Du bon côté de la barre, le spécialiste des génériques Sandoz Group (+3,1%) a terminé sur la plus haute marche du podium, devant le fabricant d'accessoires et périphériques informatiques Logitech (+2,4%) et le réassureur Swiss Re (+1,8%). Les autres valeurs de l'assurance ont également fait bonne figure, Zurich Insurance prenant 1,8%, Helvetia Baloise 1,1% et Swiss Life 1,0%.
Les trois poids lourds de la cote ont également soutenus les indices, le géant alimentaire Nestlé s'étoffant de 1,2% et le géant pharma Novartis de 1,4%. Le bâlois a annoncé que le gendarme américain du médicament (FDA) a autorisé la mise sur le marché de Fabhalta (iptacopan) pour ralentir la perte de fonction rénale chez les adultes atteints de néphropathie à immunoglobuline A, une maladie auto-immune chronique des reins. Le bon du voisin et concurrent Roche a fini sur un gain de 0,8%.

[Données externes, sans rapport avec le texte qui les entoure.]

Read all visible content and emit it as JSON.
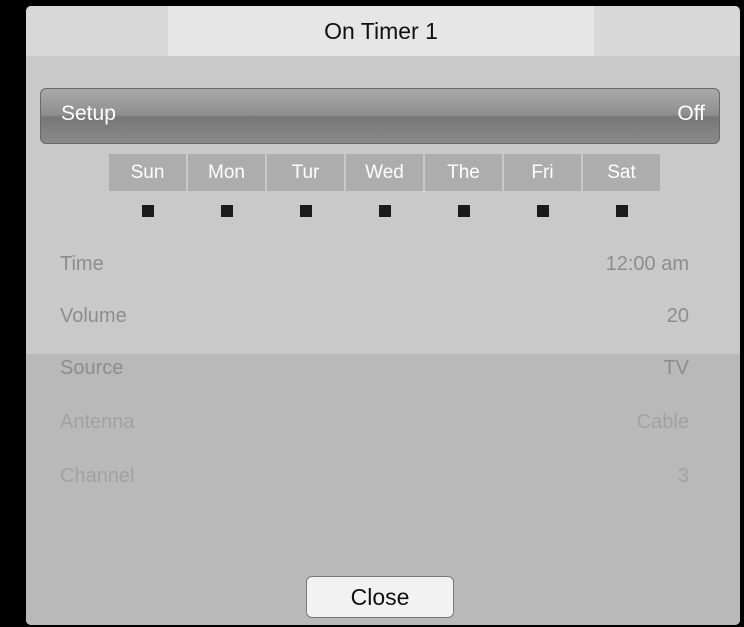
{
  "dialog": {
    "title": "On Timer 1",
    "close_label": "Close"
  },
  "setup": {
    "label": "Setup",
    "value": "Off"
  },
  "days": [
    {
      "label": "Sun"
    },
    {
      "label": "Mon"
    },
    {
      "label": "Tur"
    },
    {
      "label": "Wed"
    },
    {
      "label": "The"
    },
    {
      "label": "Fri"
    },
    {
      "label": "Sat"
    }
  ],
  "settings": {
    "time": {
      "label": "Time",
      "value": "12:00 am"
    },
    "volume": {
      "label": "Volume",
      "value": "20"
    },
    "source": {
      "label": "Source",
      "value": "TV"
    },
    "antenna": {
      "label": "Antenna",
      "value": "Cable"
    },
    "channel": {
      "label": "Channel",
      "value": "3"
    }
  }
}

Le gestionnaire d'actifs Partners Group (+1,1%) a fait face à de nombreux abaissements d'objectifs de cours, après un point de situation sur la marche des affaires publié mercredi. Plusieurs analystes se montraient toutefois confiants sur la croissance que peut dégager le groupe zougois.
___ Georg Fischer décolle
Sur le marché élargi, Georg Fischer s'est envolé de près de 14%. L'entreprise schaffhousoise a partiellement relevé ses objectifs pour l'ensemble de l'année pour son unité principale de tuyauterie Flow Solutions. Adecco a engrangé 5,8%. Exane BNP Paribas a relevé l'objectif de cours à 24 francs, contre 19 francs et maintenu à "outperform".
DKSH s'est par contre effondré de 4,6%. Sur les six premiers mois de l'année, les ventes nettes du facilitateur de distribution ont reculé. Il escompte un amélioration de la dynamique commerciale en seconde partie d'année.
Le fabricant de machines textiles Rieter s'est délesté de 5,2%, après avoir nettement creusé sa perte sur six mois.
Le fabricant de machines Mikron a perdu 1,5%, dans la foulée d'un repli des ventes à mi-parcours.